= Ollie Jones (songwriter) =

American Singer and Lyricist

Henry Oliver Jones (December 9, 1923 - October 4, 1990) was an American singer and songwriter.

==Biography==
Jones was born in Philadelphia. From the mid 1940s until the late 1950s, he was a member of various doo-wop vocal groups, including The Ravens, The Blenders, and The Cues. The latter group, in particular, performed as backing singers for recording stars, including LaVern Baker, Big Joe Turner, and Nat "King" Cole.

Jones also wrote songs, and with his vocal bandmates recorded demo recordings.
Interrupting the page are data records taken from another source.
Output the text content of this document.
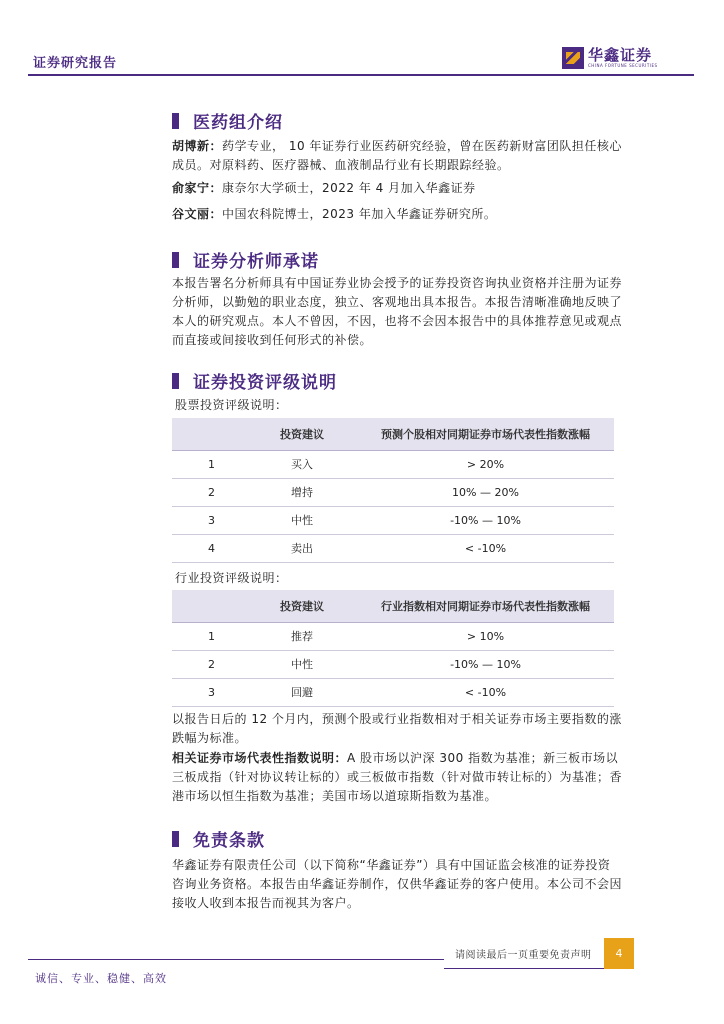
证券研究报告	华鑫证券
CHINA FORTUNE SECURITIES
医药组介绍
胡博新：药学专业， 10 年证券行业医药研究经验，曾在医药新财富团队担任核心成员。对原料药、医疗器械、血液制品行业有长期跟踪经验。
俞家宁：康奈尔大学硕士，2022 年 4 月加入华鑫证券
谷文丽：中国农科院博士，2023 年加入华鑫证券研究所。
证券分析师承诺
本报告署名分析师具有中国证券业协会授予的证券投资咨询执业资格并注册为证券分析师，以勤勉的职业态度，独立、客观地出具本报告。本报告清晰准确地反映了本人的研究观点。本人不曾因，不因，也将不会因本报告中的具体推荐意见或观点而直接或间接收到任何形式的补偿。
证券投资评级说明
股票投资评级说明：
	投资建议	预测个股相对同期证券市场代表性指数涨幅
1	买入	> 20%
2	增持	10% — 20%
3	中性	-10% — 10%
4	卖出	< -10%
行业投资评级说明：
	投资建议	行业指数相对同期证券市场代表性指数涨幅
1	推荐	> 10%
2	中性	-10% — 10%
3	回避	< -10%
以报告日后的 12 个月内，预测个股或行业指数相对于相关证券市场主要指数的涨跌幅为标准。
相关证券市场代表性指数说明：A 股市场以沪深 300 指数为基准；新三板市场以三板成指（针对协议转让标的）或三板做市指数（针对做市转让标的）为基准；香港市场以恒生指数为基准；美国市场以道琼斯指数为基准。
免责条款
华鑫证券有限责任公司（以下简称“华鑫证券”）具有中国证监会核准的证券投资咨询业务资格。本报告由华鑫证券制作，仅供华鑫证券的客户使用。本公司不会因接收人收到本报告而视其为客户。
请阅读最后一页重要免责声明	4
诚信、专业、稳健、高效
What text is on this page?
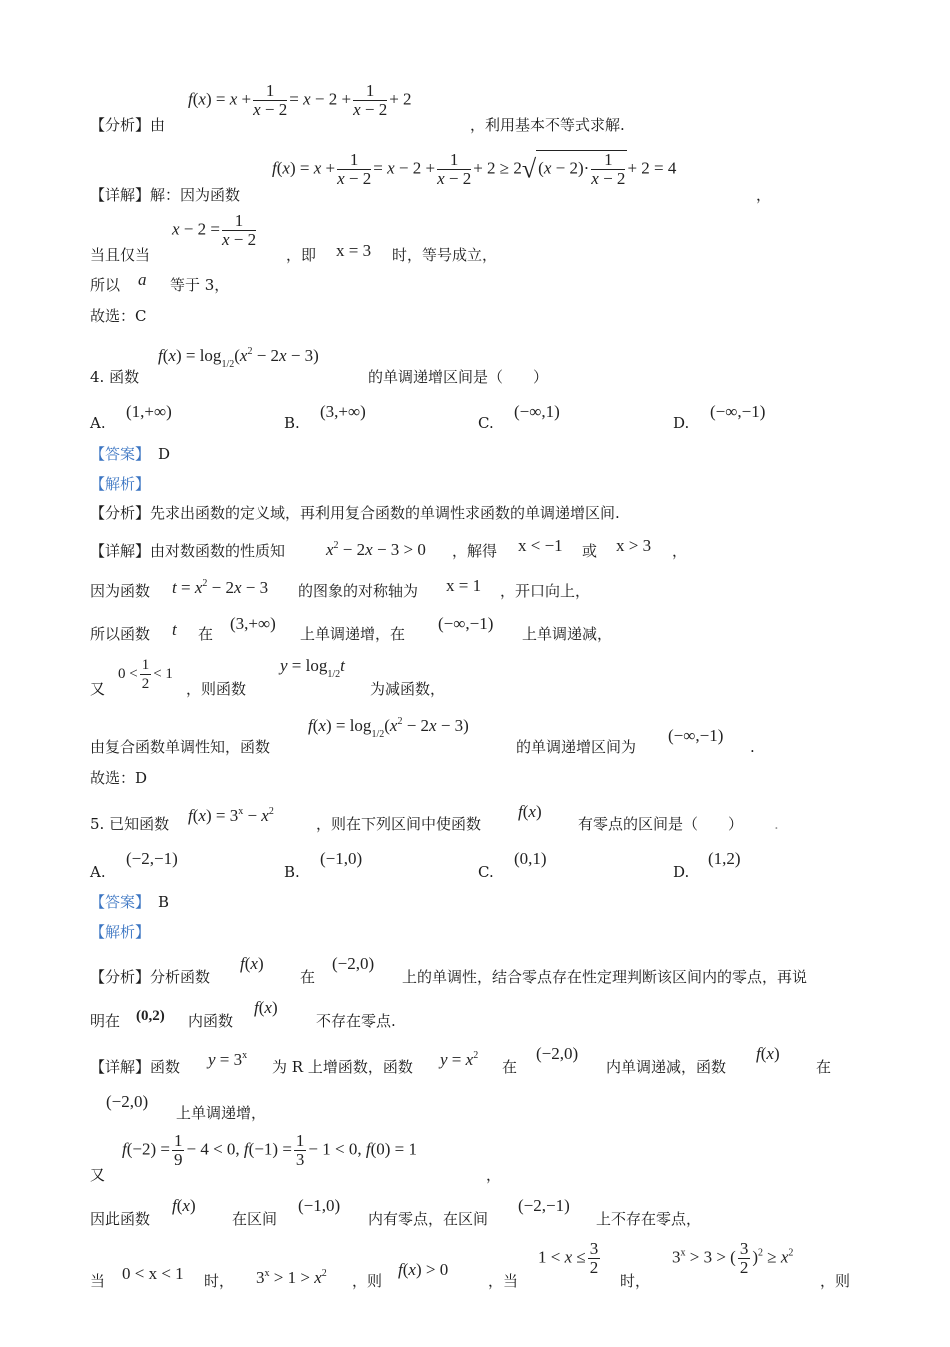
【分析】由
$f(x) = x + \frac{1}{x - 2} = x - 2 + \frac{1}{x - 2} + 2$
，利用基本不等式求解.
【详解】解：因为函数
$f(x) = x + \frac{1}{x - 2} = x - 2 + \frac{1}{x - 2} + 2 \ge 2√$ $(x - 2)\cdot \frac{1}{x - 2} + 2 = 4$
，
当且仅当
$x - 2 = \frac{1}{x - 2}$
，即 x = 3 时，等号成立，
所以 a 等于 3，
故选：C
4. 函数
$f(x) = \log_{1/2}(x^2 - 2x - 3)$
的单调递增区间是（　　）
A.
(1,+∞)
B.
(3,+∞)
C.
(−∞,1)
D.
(−∞,−1)
【答案】 D
【解析】
【分析】先求出函数的定义域，再利用复合函数的单调性求函数的单调递增区间.
【详解】由对数函数的性质知 $x^2 - 2x - 3 > 0$ ，解得 x < −1 或 x > 3 ，
因为函数 $t = x^2 - 2x - 3$ 的图象的对称轴为 x = 1 ，开口向上，
所以函数 t 在
(3,+∞)
上单调递增，在
(−∞,−1)
上单调递减，
又
$0 < \frac{1}{2} < 1$
，则函数
$y = \log_{1/2}t$
为减函数，
由复合函数单调性知，函数
$f(x) = \log_{1/2}(x^2 - 2x - 3)$
的单调递增区间为
(−∞,−1)
.
故选：D
5. 已知函数 $f(x) = 3^x - x^2$
，则在下列区间中使函数
f(x)
有零点的区间是（　　） .
A.
(−2,−1)
B.
(−1,0)
C.
(0,1)
D.
(1,2)
【答案】 B
【解析】
【分析】分析函数
f(x)
在
(−2,0)
上的单调性，结合零点存在性定理判断该区间内的零点，再说
明在 (0,2) 内函数
f(x)
不存在零点.
【详解】函数 $y = 3^x$
为 R 上增函数，函数 $y = x^2$
在
(−2,0)
内单调递减，函数
f(x)
在
(−2,0)
上单调递增，
又
$f(-2) = \frac{1}{9} - 4 < 0$, $f(-1) = \frac{1}{3} - 1 < 0$, f(0) = 1
，
因此函数
f(x)
在区间
(−1,0)
内有零点，在区间
(−2,−1)
上不存在零点，
当 0 < x < 1 时， $3^x > 1 > x^2$ ，则
f(x) > 0
，当
$1 < x \le \frac{3}{2}$
时，
$3^x > 3$ > ( $\frac{3}{2} )^2 \ge x^2$
，则
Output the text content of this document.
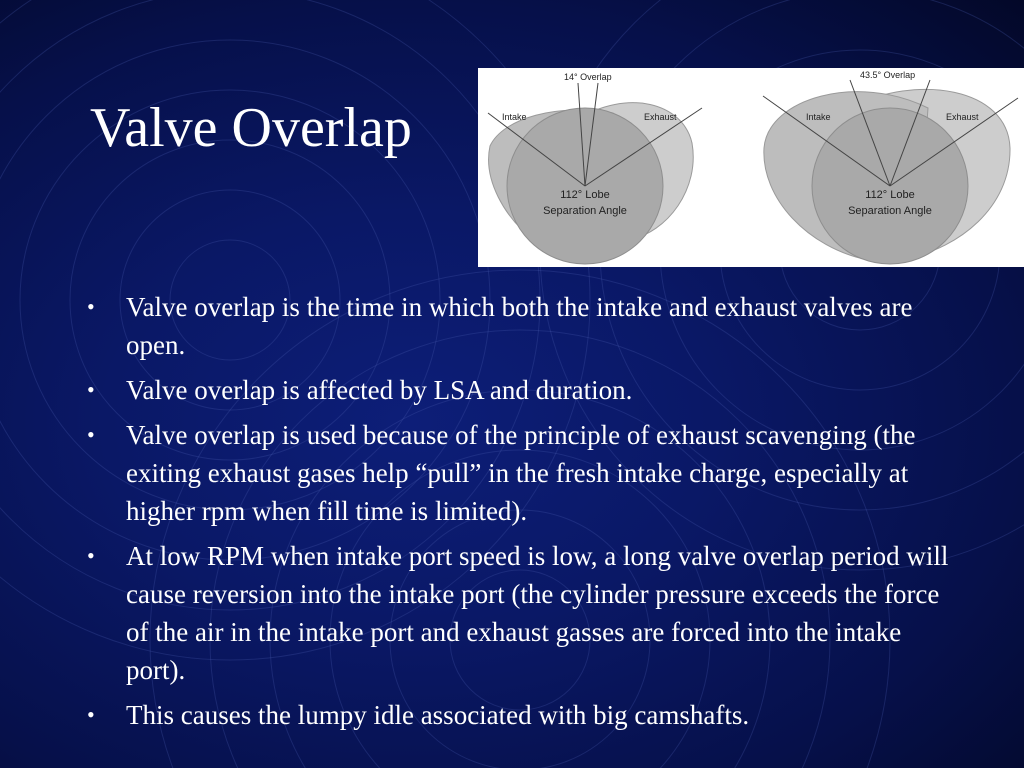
Valve Overlap
14° Overlap
Intake	Exhaust
112° Lobe
Separation Angle
43.5° Overlap
Intake	Exhaust
112° Lobe
Separation Angle
• Valve overlap is the time in which both the intake and exhaust valves are open.
• Valve overlap is affected by LSA and duration.
• Valve overlap is used because of the principle of exhaust scavenging (the exiting exhaust gases help “pull” in the fresh intake charge, especially at higher rpm when fill time is limited).
• At low RPM when intake port speed is low, a long valve overlap period will cause reversion into the intake port (the cylinder pressure exceeds the force of the air in the intake port and exhaust gasses are forced into the intake port).
• This causes the lumpy idle associated with big camshafts.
His best-known compositions include "Send for Me", a number one R&B chart hit for Nat "King" Cole in 1957; also that year, "Build Your Love (On A Strong Foundation)" for Johnnie Ray; "Love Makes the World Go Round", a hit for Perry Como in 1958; Fabian's 1959 hit "Tiger"; "Step by Step" by The Crests in 1960; "I'll Be There" by Damita Jo, a response to Ben E. King's hit "Stand By Me"; and "Finders Keepers, Losers Weepers", recorded by Elvis Presley in 1963. Jones is credited at BMI with over 200 compositions.

Jones died in Teaneck, New Jersey, in 1990, aged 66.